= Jacobson's conjecture =

Mathematical problem in ring theory

In abstract algebra, Jacobson's conjecture is an open problem in ring theory concerning the intersection of powers of the Jacobson radical of a Noetherian ring.

It has only been proven for special types of Noetherian rings, so far. Examples exist to show that the conjecture can fail when the ring is not Noetherian on a side, so it is absolutely necessary for the ring to be two-sided Noetherian.

The conjecture is named for the algebraist Nathan Jacobson who posed the first version of the conjecture.

==Statement==
For a ring R with Jacobson radical J, the nonnegative powers $J^n$ are defined by using the product of ideals.

Jacobson's conjecture: In a right-and-left Noetherian ring, $\bigcap_{n\in \mathbb{N}}J^n=\{0\}.$

In other words: "The only element of a Noetherian ring in all powers of J is 0."

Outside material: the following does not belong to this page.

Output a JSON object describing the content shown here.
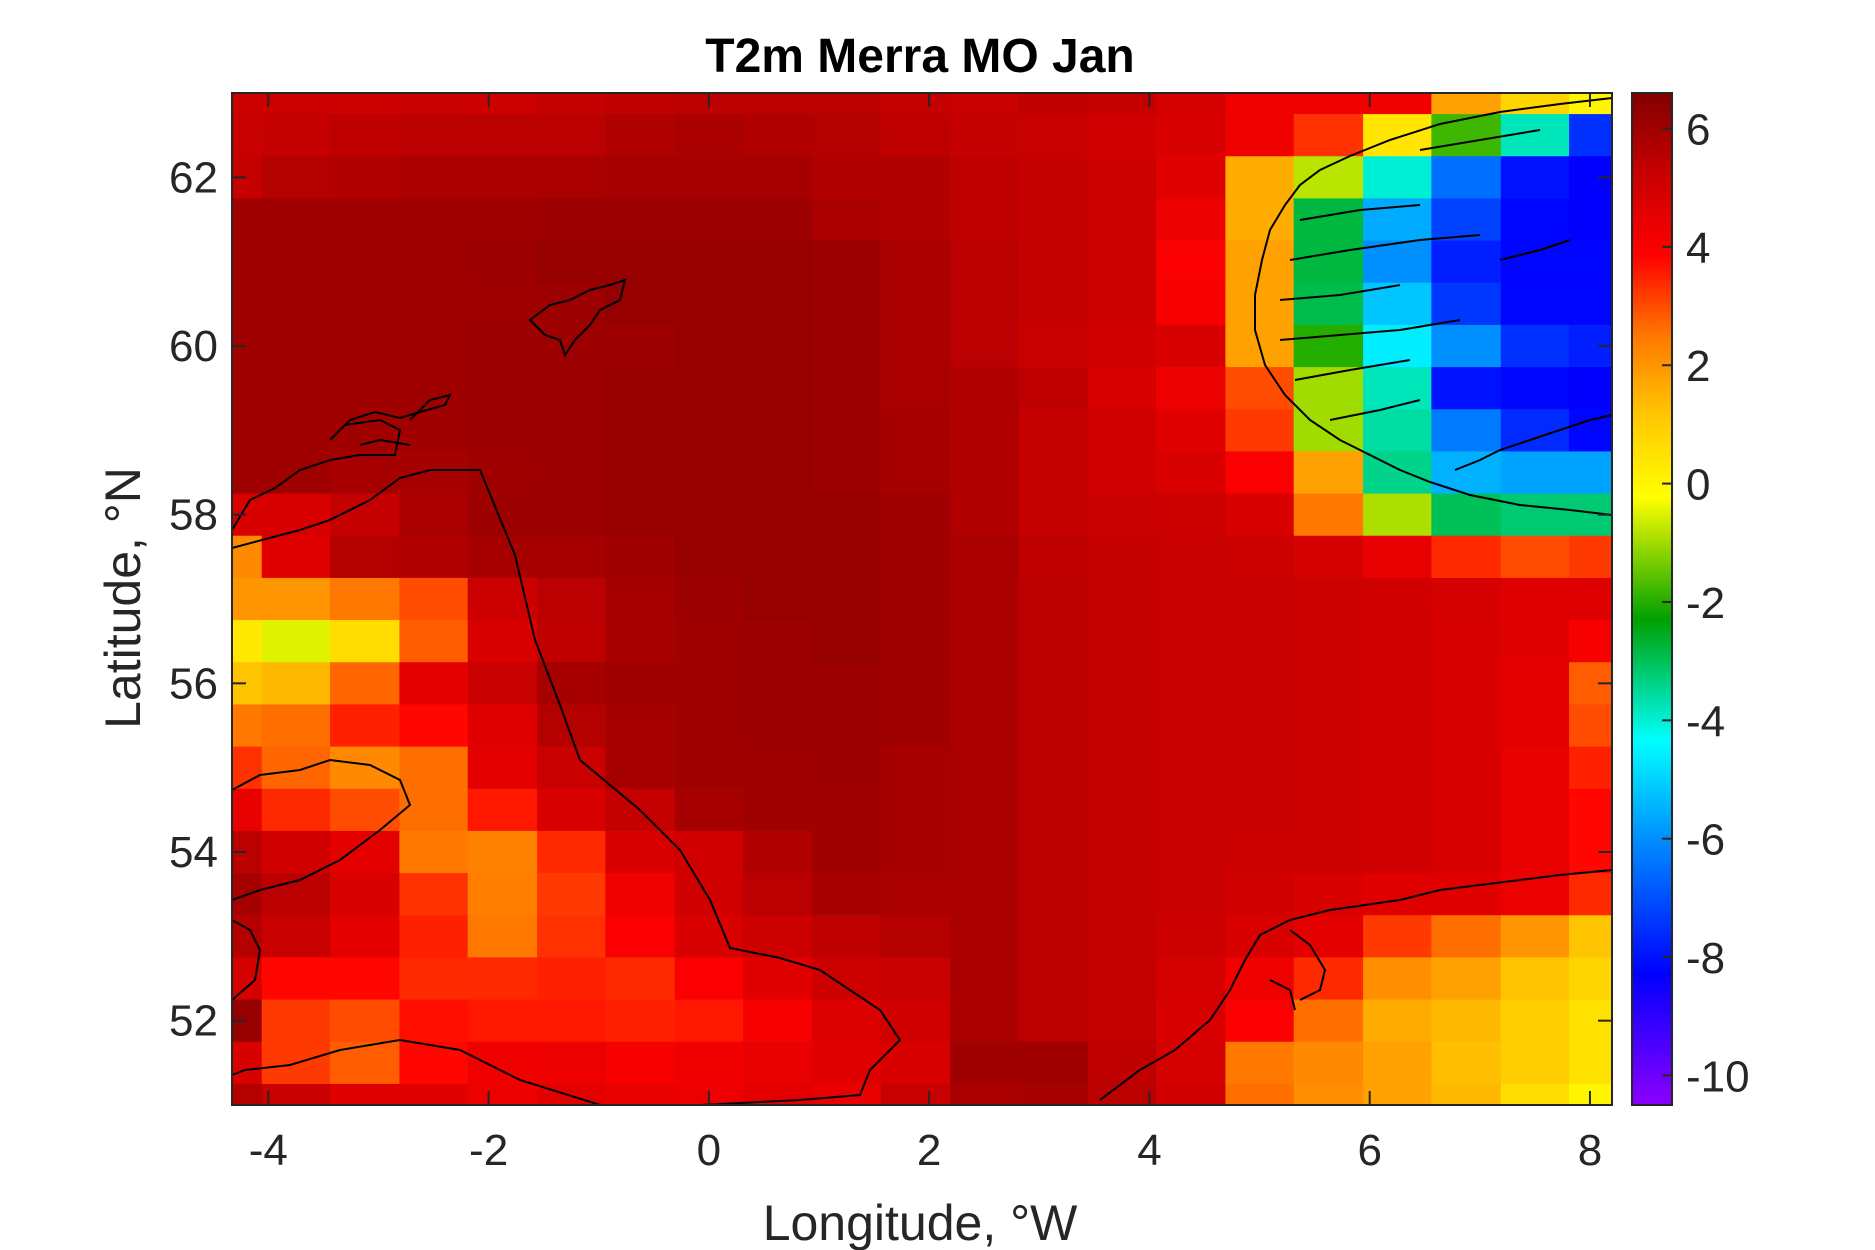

The original conjecture posed by Jacobson in 1956 asked about noncommutative one-sided Noetherian rings, however Israel Nathan Herstein produced a counterexample in 1965, and soon afterwards, Arun Vinayak Jategaonkar produced a different example which was a left principal ideal domain. From that point on, the conjecture was reformulated to require two-sided Noetherian rings.

==Partial results==
Jacobson's conjecture has been verified for particular types of Noetherian rings:
- Commutative Noetherian rings all satisfy Jacobson's conjecture. This is a consequence of the Krull intersection theorem.